LA RÉCRÉATION DE JUILLET
Régressif et émouvant
Prof de musique débutant sa carrière dans le collège qu’il a fréquenté en tant qu’élève, Gaspard fait face à un drame personnel : la mort de sa sœur jumelle. Alors que l’année scolaire se termine, il propose à cinq amis de ses années collège d’investir l’établissement après la fin des cours en juillet…
Affirmons d’abord ce qui n’est pas toujours une évidence pour tout le monde : la qualité d’un film ne se mesure pas forcément à la crédibilité du moindre détail. Pour ne pas passer à côté des qualités de "La Récréation de juillet", il faut ainsi accepter que la situation générale ne corresponde pas à la réalité d’un établissement scolaire : les enseignants et les divers professionnels d’un collège ne disparaissent pas des lieux le soir même des derniers cours ; un principal (c’est le terme exact) ne se définirait pas lui-même comme « le directeur de l’école » (terminologie qui correspond au primaire) ; et une présence aussi peu discrète d’intrus dans un collège serait rapidement repérée et signalée (par un gardien, le voisinage, des patrouilles de police…). Donc gardons à l’esprit que le cinéma nous ment, mais que cela n’est pas une mauvaise chose !
Ici, il convient donc d’envisager l’occupation clandestine d’un collège comme un prétexte poétique permettant de réexplorer le principe du huis clos, mais aussi de s’approprier un lieu symbolique où s’expriment toutes les émotions (dans la cour de récré, il y a des joies, des peines, des colères…) et où se côtoient l’enfance et l’âge adulte dans un vivre-ensemble qui ne va pas toujours de soi. La coexistence et l’acceptation sont d’ailleurs des thématiques qui traversent ce récit sur fond à la fois de deuil et de retrouvailles entre potes. Le cadre scolaire du récit permet aussi à ces jeunes adultes d’agir de manière régressive, comme une forme de libération qui s’avère paradoxale par rapport au drame qui les réunit (et d’évasion tout aussi paradoxale, compte tenu de cet enfermement volontaire). Le collège se transforme ainsi en une sorte de colo autonome pour grands enfants qui peuvent rire, s’amuser et pleurer ensemble.

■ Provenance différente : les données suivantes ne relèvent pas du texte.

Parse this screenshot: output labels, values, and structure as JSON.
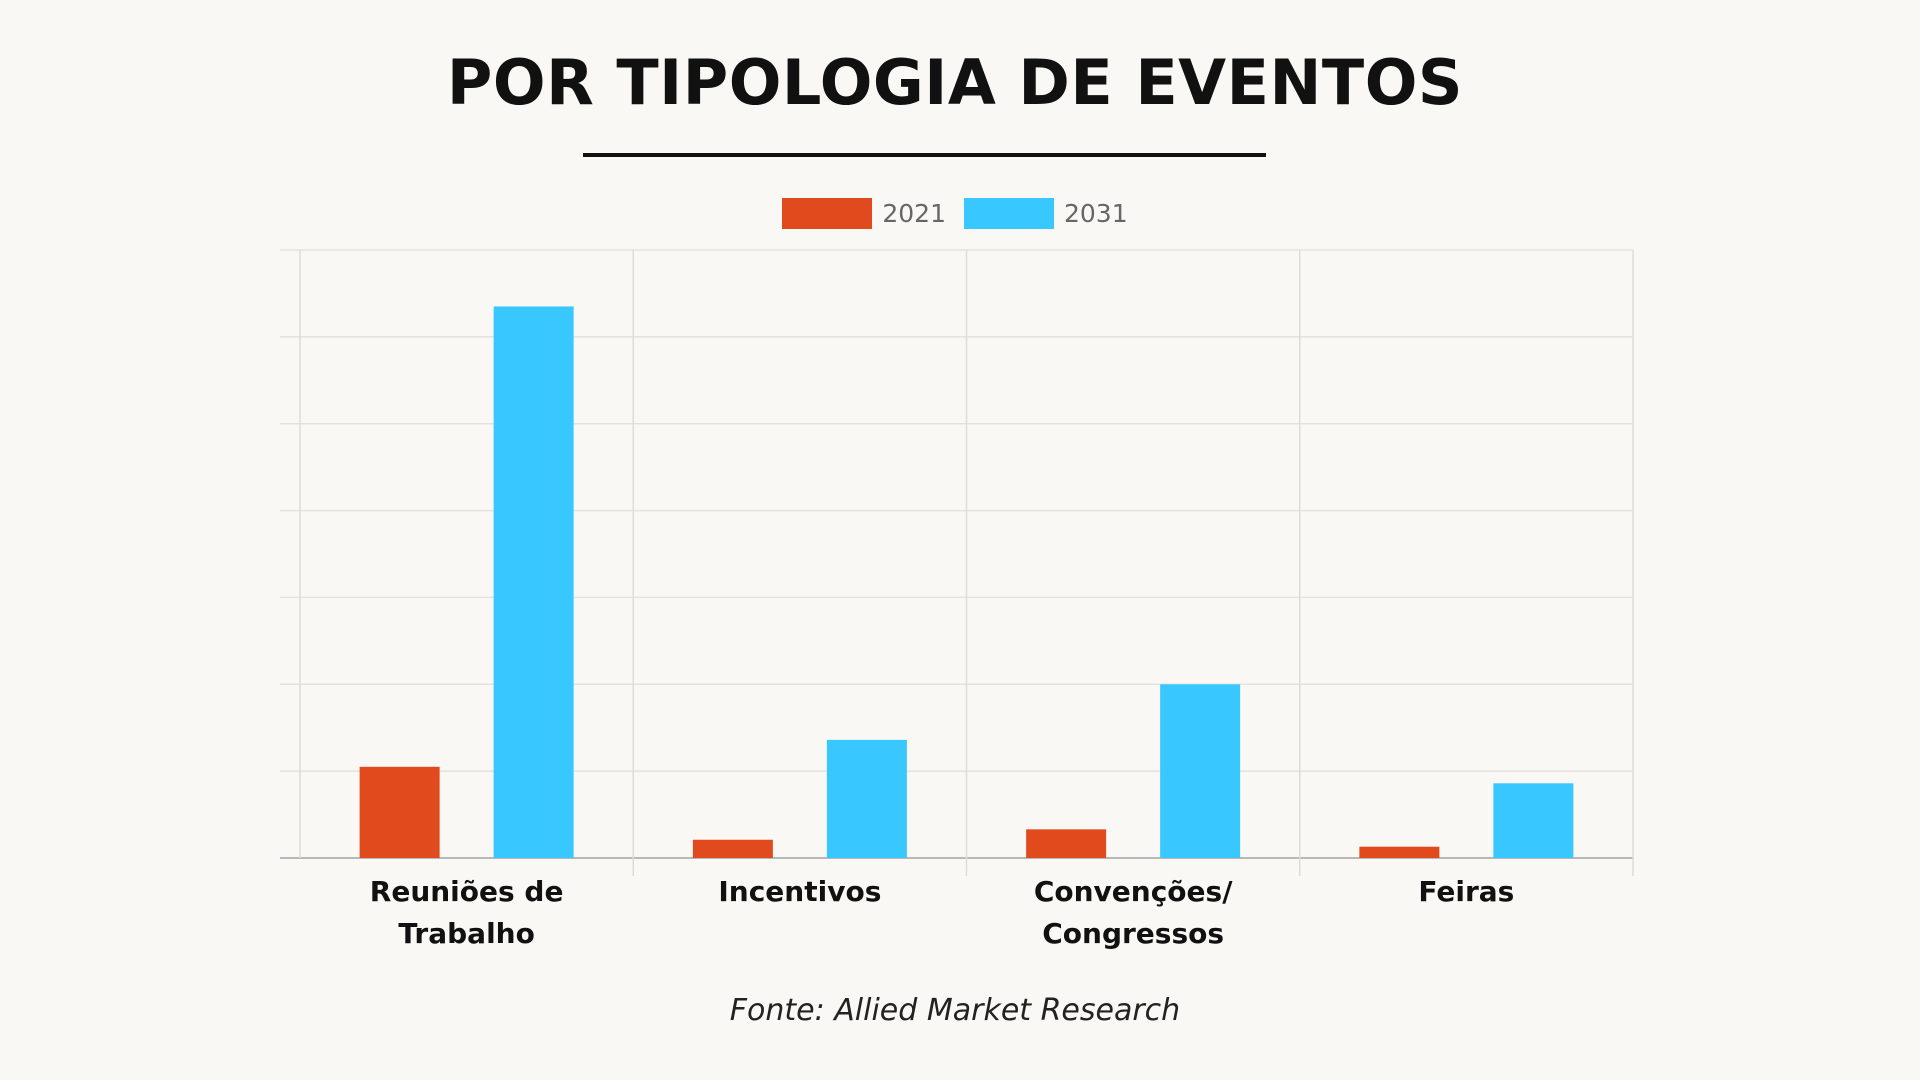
{
  "chart_data": {
    "type": "bar",
    "title": "POR TIPOLOGIA DE EVENTOS",
    "categories": [
      "Reuniões de\nTrabalho",
      "Incentivos",
      "Convenções/\nCongressos",
      "Feiras"
    ],
    "series": [
      {
        "name": "2021",
        "color": "#e14a1c",
        "values": [
          1.05,
          0.21,
          0.33,
          0.13
        ]
      },
      {
        "name": "2031",
        "color": "#38c8ff",
        "values": [
          6.35,
          1.36,
          2.0,
          0.86
        ]
      }
    ],
    "ylim": [
      0,
      7
    ],
    "grid": true,
    "legend_position": "top-center",
    "xlabel": "",
    "ylabel": ""
  },
  "source": "Fonte: Allied Market Research"
}
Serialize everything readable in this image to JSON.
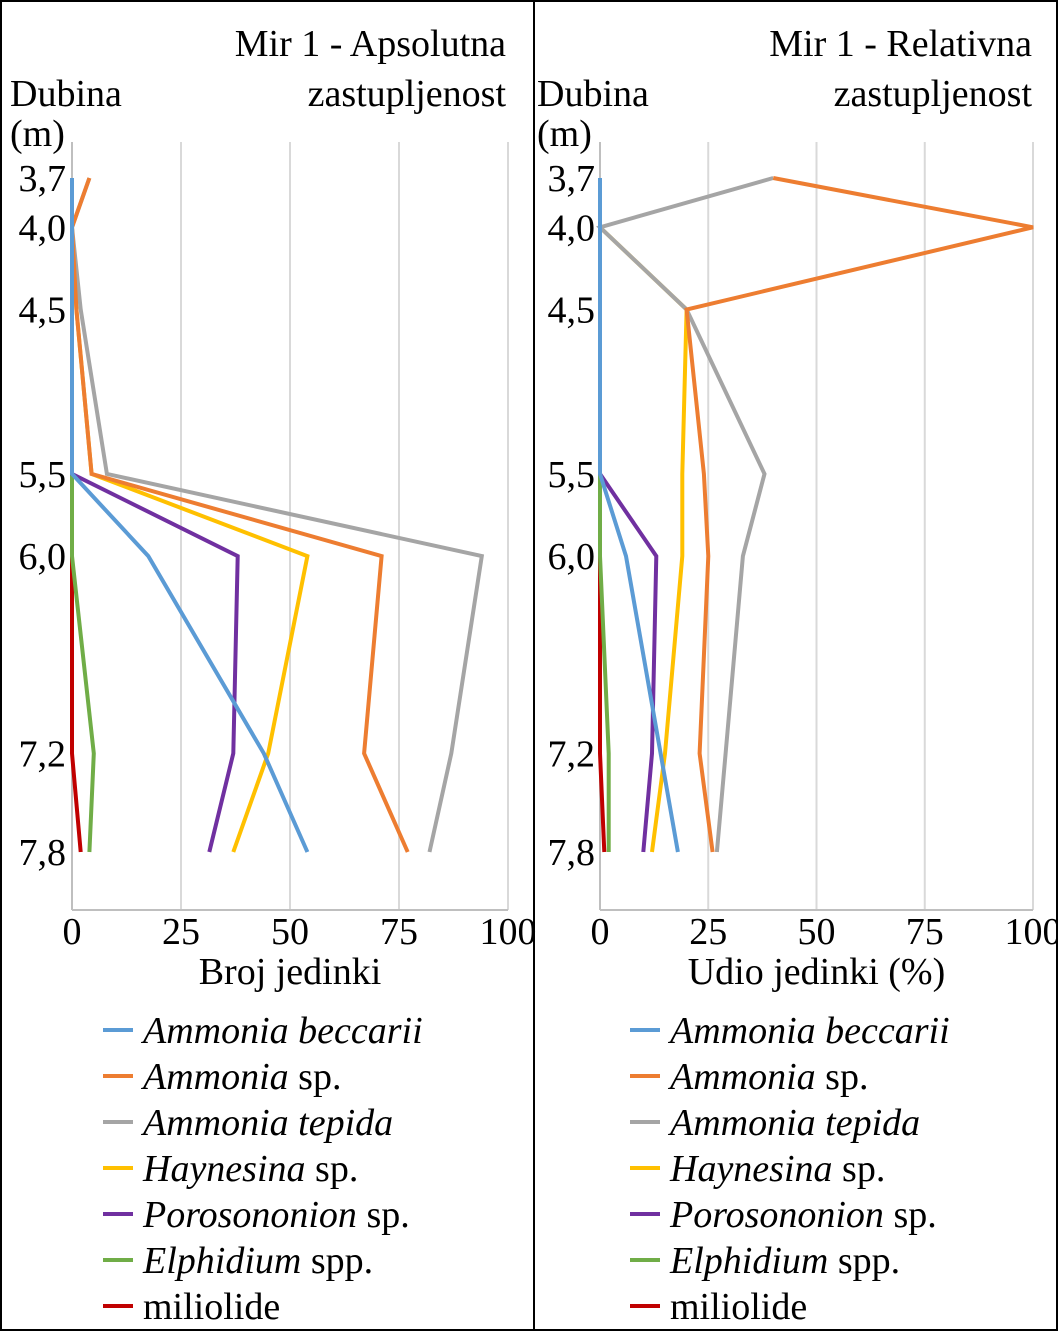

Au sein de cette parenthèse mi-enchantée mi-tragique, six personnages donnent corps à cette volonté de conjurer la mort à travers cet illusoire retour en enfance. Andranic Manet ("Un vrai bonhomme", "Première Affaire") enchaîne à merveille les émotions, livrant également, le temps de quelques scènes solo, de superbes performances poétiques alliant mime et chorégraphie. Pour accompagner ses états d’âme, Noée Abita ("Ava", "Slalom", "Première Affaire") interprète de temps à autre la défunte sœur jumelle à travers l’utilisation originale d’une voix off (au sens strict, ce n’est ni une narration ni un dialogue). Parmi les autres membres de cette petite trouve, on retiendra notamment Alassane Diong, qui donne parfois l’impression d’être d’un clone de son oncle (Omar Sy, avec qui il avait débuté dans "Tirailleurs"), mais qui maîtrise très bien sa partition.
À la fois drôle et mélancolique, le récit est magnifiquement mis en musique, par le biais de la composition originale du groupe Kids Return, qui parvient à donner un sentiment étonnant de déjà-entendu au sens positif du terme (touchant ainsi la corde sensible), mais aussi par l’utilisation du tube "Relax, Take It Easy" de Mika (comme l’un des marqueurs de cette génération) ou celle du classique "Elle était si jolie" d’Alain Barrière, chantée en chœur par les personnages (coïncidence cinématographique : ce titre était déjà remis à l’honneur cette année dans "La Petite Vadrouille" !).
Si quelques aspects peuvent paraître clichés et si les réactions des protagonistes lors du twist scénaristique (que l’on ne révélera évidemment pas) peuvent laisser perplexe, cela ne gâche en rien l’intensité émotionnelle de ce film au grand cœur qui fait passer du rire aux larmes et inversement.